Krieg und Covid als Einflussfaktoren
Der Anteil von Alleinerziehern an allen Haushalten mit Kindern schwankte während der letzten Jahre auffallend. Ein Faktor waren Fluchtwellen durch die Kriege in Syrien und der Ukraine, die viele Mütter mit Kindern nach Wien brachten. Einfluss hatte auch die Covid-Pandemie: Währenddessen kam es zu weniger Trennungen von Elternpaaren, danach zu umso mehr. Zuletzt war der Anteil von Ein-Eltern-Familien in Wien wie auch dem Rest des Landes wieder leicht rückläufig.

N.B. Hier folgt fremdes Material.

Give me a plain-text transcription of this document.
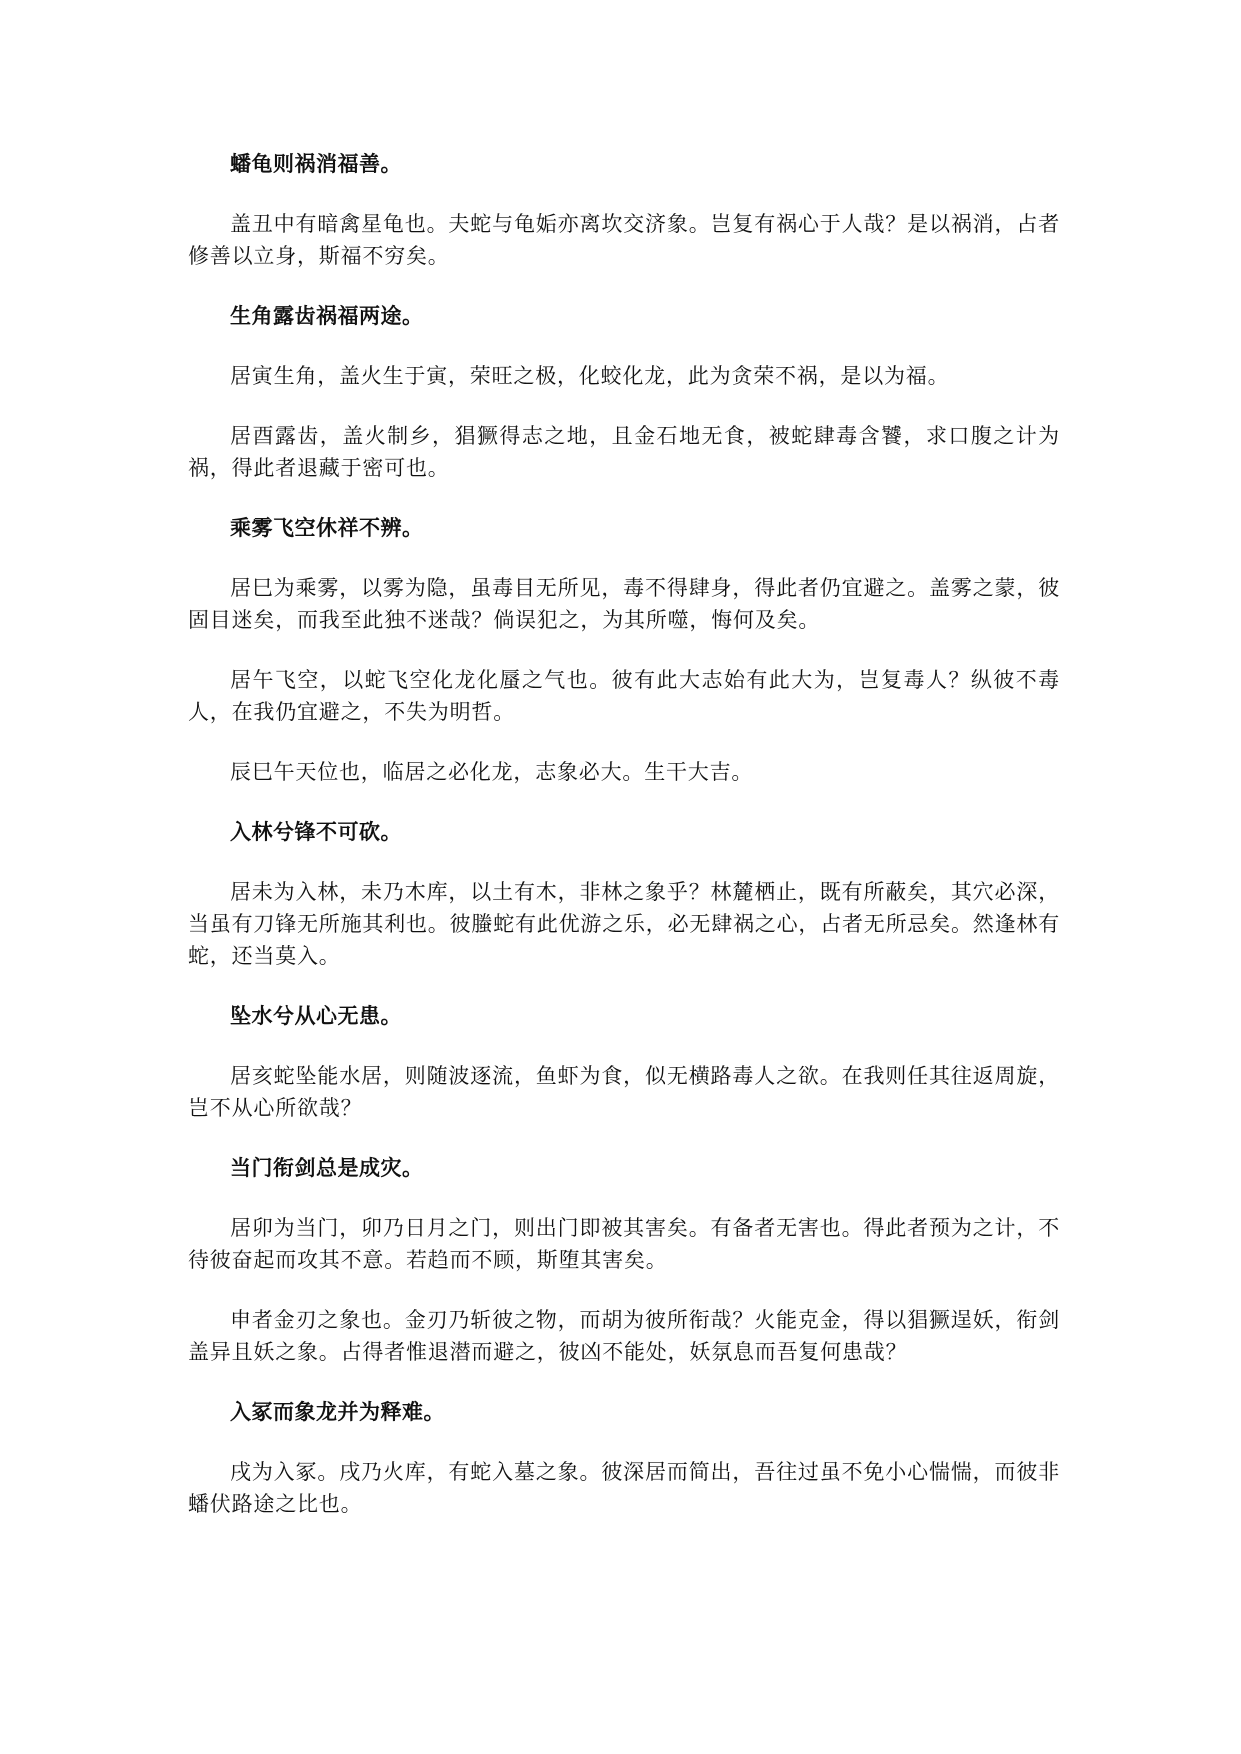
蟠龟则祸消福善。

盖丑中有暗禽星龟也。夫蛇与龟姤亦离坎交济象。岂复有祸心于人哉？是以祸消，占者修善以立身，斯福不穷矣。

生角露齿祸福两途。

居寅生角，盖火生于寅，荣旺之极，化蛟化龙，此为贪荣不祸，是以为福。

居酉露齿，盖火制乡，猖獗得志之地，且金石地无食，被蛇肆毒含饕，求口腹之计为祸，得此者退藏于密可也。

乘雾飞空休祥不辨。

居巳为乘雾，以雾为隐，虽毒目无所见，毒不得肆身，得此者仍宜避之。盖雾之蒙，彼固目迷矣，而我至此独不迷哉？倘误犯之，为其所噬，悔何及矣。

居午飞空，以蛇飞空化龙化蜃之气也。彼有此大志始有此大为，岂复毒人？纵彼不毒人，在我仍宜避之，不失为明哲。

辰巳午天位也，临居之必化龙，志象必大。生干大吉。

入林兮锋不可砍。

居未为入林，未乃木库，以土有木，非林之象乎？林麓栖止，既有所蔽矣，其穴必深，当虽有刀锋无所施其利也。彼螣蛇有此优游之乐，必无肆祸之心，占者无所忌矣。然逢林有蛇，还当莫入。

坠水兮从心无患。

居亥蛇坠能水居，则随波逐流，鱼虾为食，似无横路毒人之欲。在我则任其往返周旋，岂不从心所欲哉？

当门衔剑总是成灾。

居卯为当门，卯乃日月之门，则出门即被其害矣。有备者无害也。得此者预为之计，不待彼奋起而攻其不意。若趋而不顾，斯堕其害矣。

申者金刃之象也。金刃乃斩彼之物，而胡为彼所衔哉？火能克金，得以猖獗逞妖，衔剑盖异且妖之象。占得者惟退潜而避之，彼凶不能处，妖氛息而吾复何患哉？

入冢而象龙并为释难。

戌为入冢。戌乃火库，有蛇入墓之象。彼深居而简出，吾往过虽不免小心惴惴，而彼非蟠伏路途之比也。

Die Armutsgefährdung von Alleinerziehenden in Wien hat zuletzt wohl auch als Folge von Änderungen bei Sozialleistungen, etwa im Hinblick auf die Miete, leicht abgenommen, ist aber immer noch hoch: Exakt 9402 Alleinerziehende in der Stadt würden derzeit ohne Mindestsicherung nicht über die Runden kommen – auch und gerade arbeitende Frauen mit österreichischem Pass (siehe Grafik oben).
Die Geschlechterschere geht beim Armutsrisiko von Alleinerziehenden noch weiter auf als ohnehin beim Verhältnis von Vätern und Müttern an den Ein-Eltern-Haushalten: 3,7 Prozent aller alleinerziehenden Männer in Wien beziehen Mindestsicherung, aber 13,7 Prozent aller alleinerziehenden Frauen. 46 Prozent aller Alleinerziehenden in Wien sind laut Statistik Austria von Armut und Ausgrenzung bedroht. Tatsächlich in Armut lebt rund ein Zwölftel, Tendenz jedoch steigend.